Monfort-Gouraud M, Lanza M, Meyer A, Roussel M, Badoual J
Service de Pédiatrie de l'Hôpital de Dourdan, Paris.
Arch Fr Pediatr. 1993 Apr;50(4):335-7.
Familial hypocalciuric hypercalcemia is a rare disease with autosomal dominant transmission. Its basic defect is unknown and it requires no treatment.

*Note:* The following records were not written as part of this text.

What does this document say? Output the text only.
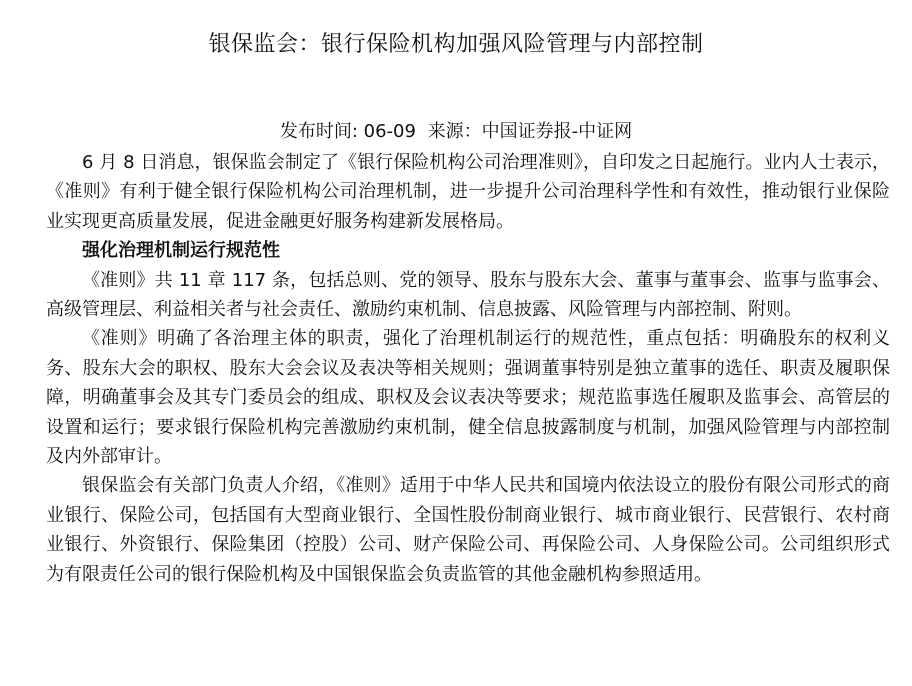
银保监会：银行保险机构加强风险管理与内部控制
发布时间: 06-09 来源：中国证券报-中证网

6 月 8 日消息，银保监会制定了《银行保险机构公司治理准则》，自印发之日起施行。业内人士表示，《准则》有利于健全银行保险机构公司治理机制，进一步提升公司治理科学性和有效性，推动银行业保险业实现更高质量发展，促进金融更好服务构建新发展格局。

强化治理机制运行规范性

《准则》共 11 章 117 条，包括总则、党的领导、股东与股东大会、董事与董事会、监事与监事会、高级管理层、利益相关者与社会责任、激励约束机制、信息披露、风险管理与内部控制、附则。

《准则》明确了各治理主体的职责，强化了治理机制运行的规范性，重点包括：明确股东的权利义务、股东大会的职权、股东大会会议及表决等相关规则；强调董事特别是独立董事的选任、职责及履职保障，明确董事会及其专门委员会的组成、职权及会议表决等要求；规范监事选任履职及监事会、高管层的设置和运行；要求银行保险机构完善激励约束机制，健全信息披露制度与机制，加强风险管理与内部控制及内外部审计。

银保监会有关部门负责人介绍，《准则》适用于中华人民共和国境内依法设立的股份有限公司形式的商业银行、保险公司，包括国有大型商业银行、全国性股份制商业银行、城市商业银行、民营银行、农村商业银行、外资银行、保险集团（控股）公司、财产保险公司、再保险公司、人身保险公司。公司组织形式为有限责任公司的银行保险机构及中国银保监会负责监管的其他金融机构参照适用。
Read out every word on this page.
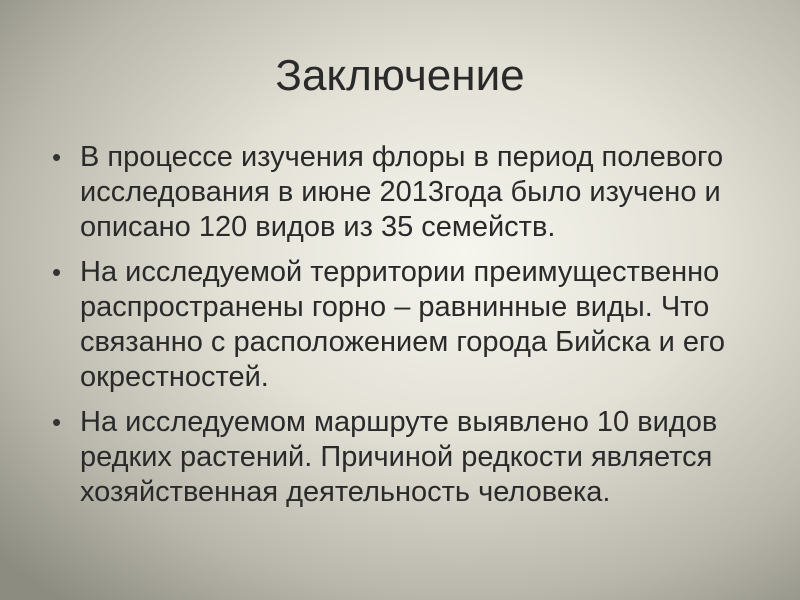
Заключение
• В процессе изучения флоры в период полевого исследования в июне 2013года было изучено и описано 120 видов из 35 семейств.
• На исследуемой территории преимущественно распространены горно – равнинные виды. Что связанно с расположением города Бийска и его окрестностей.
• На исследуемом маршруте выявлено 10 видов редких растений. Причиной редкости является хозяйственная деятельность человека.
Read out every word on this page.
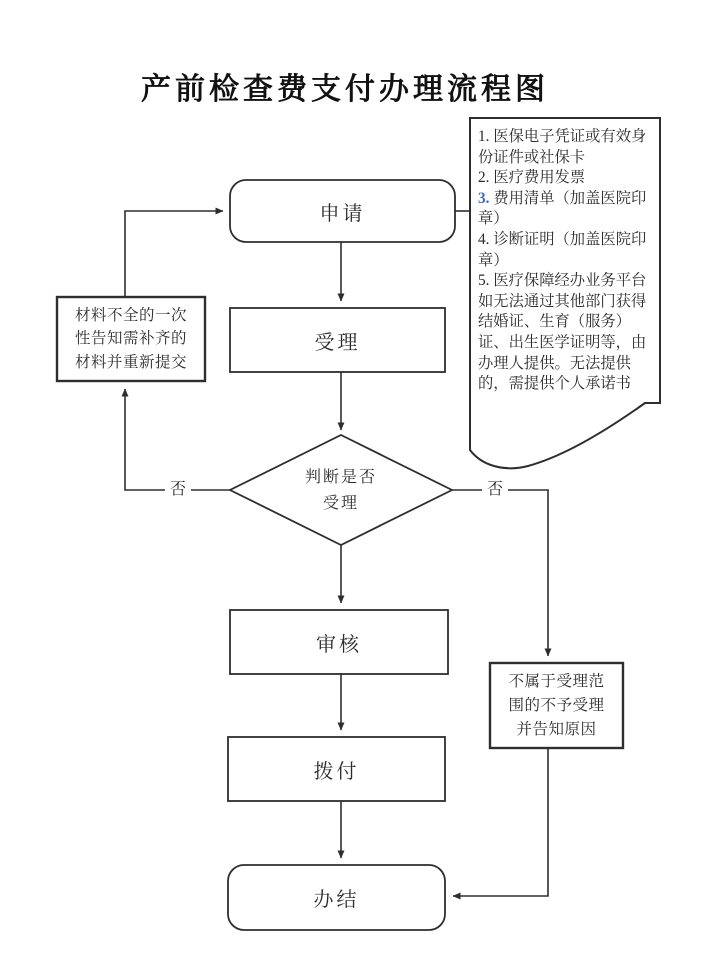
产前检查费支付办理流程图
申请
受理
判断是否
受理
审核
拨付
办结
否	否
材料不全的一次性告知需补齐的材料并重新提交
不属于受理范围的不予受理并告知原因
1. 医保电子凭证或有效身份证件或社保卡
2. 医疗费用发票
3. 费用清单（加盖医院印章）
4. 诊断证明（加盖医院印章）
5. 医疗保障经办业务平台如无法通过其他部门获得结婚证、生育（服务）证、出生医学证明等，由办理人提供。无法提供的，需提供个人承诺书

A 4 month-old girl was admitted for unexplained crying. She was found to have hypercalcemia (2.8 mmol/l) and later values of blood calcium were 3, 3.1 and 3 mmol/l. The serum free ionic calcium level was also elevated. The serum concentrations of protein, phosphorus, magnesium and the alkaline phosphatase activity were all normal. Serum concentrations of 25-(OH)-D3, 1.25-(OH)-2-D3 and PTH were also normal. The urinary calcium/creatinine ratio was normal and the urinary calcium excretion was 1.08 mg/kg/d. Screening of family members showed hypercalcemia in the father (2.8 mmol/l) and a brother aged 7 years (2.9 mmol/l). Short-term treatment with disodium etidronate lowered the serum calcium level to normal, but hypercalcemia reappeared once the treatment was discontinued.

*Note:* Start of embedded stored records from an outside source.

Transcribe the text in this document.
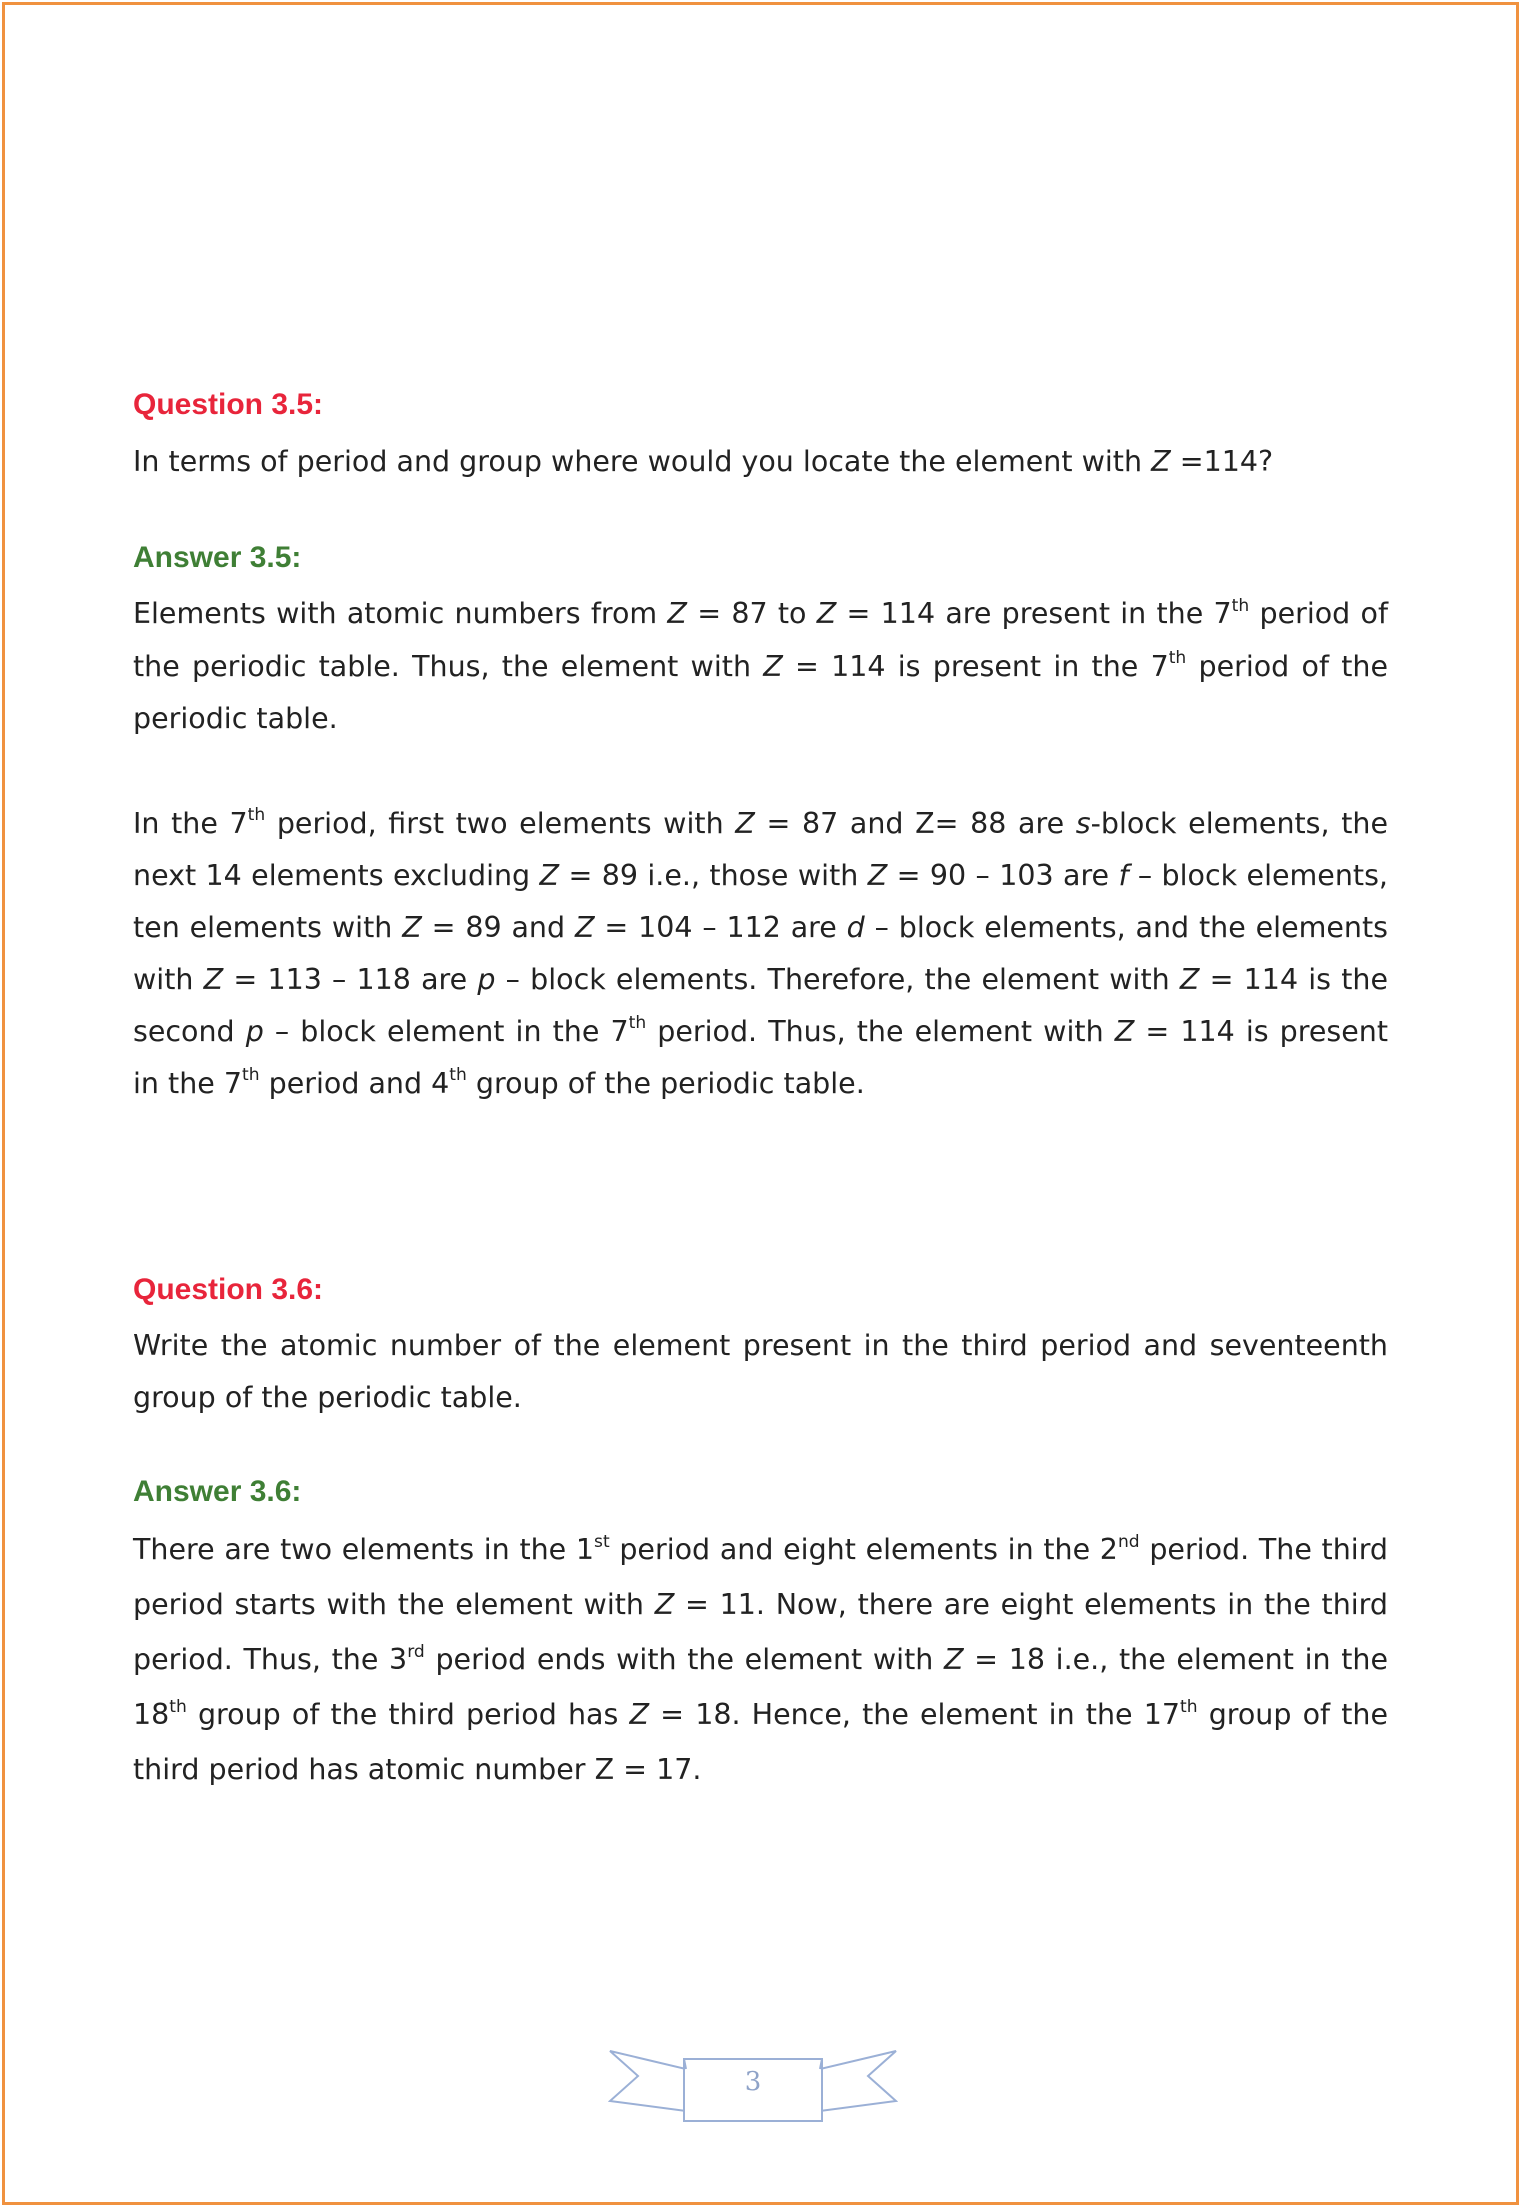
Question 3.5:

In terms of period and group where would you locate the element with Z =114?

Answer 3.5:

Elements with atomic numbers from Z = 87 to Z = 114 are present in the 7th period of the periodic table. Thus, the element with Z = 114 is present in the 7th period of the periodic table.

In the 7th period, first two elements with Z = 87 and Z= 88 are s-block elements, the next 14 elements excluding Z = 89 i.e., those with Z = 90 – 103 are f – block elements, ten elements with Z = 89 and Z = 104 – 112 are d – block elements, and the elements with Z = 113 – 118 are p – block elements. Therefore, the element with Z = 114 is the second p – block element in the 7th period. Thus, the element with Z = 114 is present in the 7th period and 4th group of the periodic table.

Question 3.6:

Write the atomic number of the element present in the third period and seventeenth group of the periodic table.

Answer 3.6:

There are two elements in the 1st period and eight elements in the 2nd period. The third period starts with the element with Z = 11. Now, there are eight elements in the third period. Thus, the 3rd period ends with the element with Z = 18 i.e., the element in the 18th group of the third period has Z = 18. Hence, the element in the 17th group of the third period has atomic number Z = 17.

3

This asymptomatic familial hypercalcemia has the characteristics of familial hypocalciuric hypercalcemia. There was no associated endocrine disorder. Screening of family members is worthwhile.

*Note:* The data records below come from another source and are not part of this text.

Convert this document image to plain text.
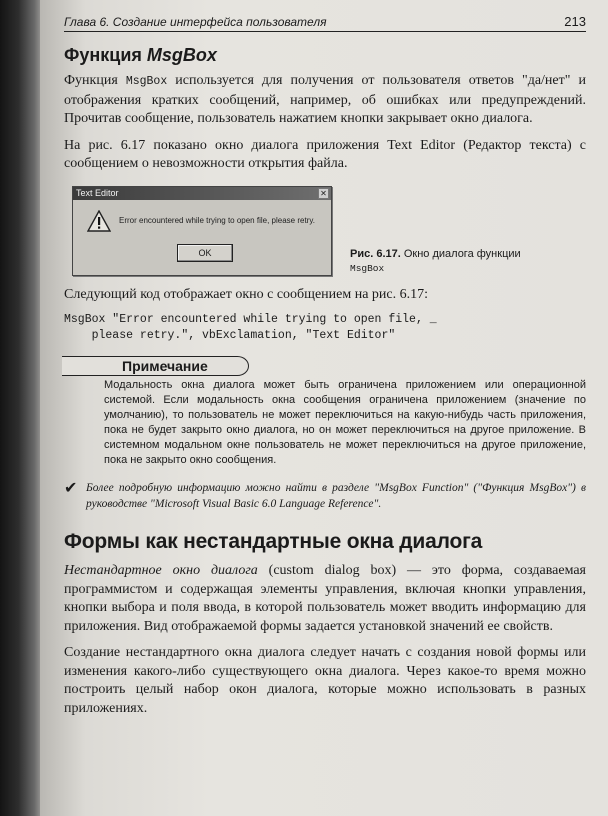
Глава 6. Создание интерфейса пользователя	213
Функция MsgBox

Функция MsgBox используется для получения от пользователя ответов "да/нет" и отображения кратких сообщений, например, об ошибках или предупреждений. Прочитав сообщение, пользователь нажатием кнопки закрывает окно диалога.

На рис. 6.17 показано окно диалога приложения Text Editor (Редактор текста) с сообщением о невозможности открытия файла.

Text Editor	✕
Error encountered while trying to open file, please retry.
OK	Рис. 6.17. Окно диалога функции
MsgBox

Следующий код отображает окно с сообщением на рис. 6.17:

MsgBox "Error encountered while trying to open file, _
please retry.", vbExclamation, "Text Editor"
Примечание
Модальность окна диалога может быть ограничена приложением или операционной системой. Если модальность окна сообщения ограничена приложением (значение по умолчанию), то пользователь не может переключиться на какую-нибудь часть приложения, пока не будет закрыто окно диалога, но он может переключиться на другое приложение. В системном модальном окне пользователь не может переключиться на другое приложение, пока не закрыто окно сообщения.
✔ Более подробную информацию можно найти в разделе "MsgBox Function" ("Функция MsgBox") в руководстве "Microsoft Visual Basic 6.0 Language Reference".
Формы как нестандартные окна диалога

Нестандартное окно диалога (custom dialog box) — это форма, создаваемая программистом и содержащая элементы управления, включая кнопки управления, кнопки выбора и поля ввода, в которой пользователь может вводить информацию для приложения. Вид отображаемой формы задается установкой значений ее свойств.

Создание нестандартного окна диалога следует начать с создания новой формы или изменения какого-либо существующего окна диалога. Через какое-то время можно построить целый набор окон диалога, которые можно использовать в разных приложениях.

家族性低钙血症性高钙血症是一种罕见的常染色体显性遗传病。其基本缺陷尚不清楚,无需治疗。
一名4个月大的女孩因不明原因哭闹入院。发现她患有高钙血症(2.8毫摩尔/升),随后血钙值分别为3、3.1和3毫摩尔/升。血清游离离子钙水平也升高。血清蛋白、磷、镁浓度及碱性磷酸酶活性均正常。血清25-(OH)-D3、1,25-(OH)2-D3及甲状旁腺激素水平也正常。尿钙/肌酐比值正常,尿钙排泄量为1.08毫克/千克/天。对家庭成员进行筛查发现,父亲(2.8毫摩尔/升)和一名7岁的兄弟(2.9毫摩尔/升)患有高钙血症。依替膦酸二钠短期治疗可使血钙水平降至正常,但治疗停止后高钙血症再次出现。
这种无症状的家族性高钙血症具有家族性低钙血症性高钙血症的特征。无相关内分泌紊乱。对家庭成员进行筛查是值得的。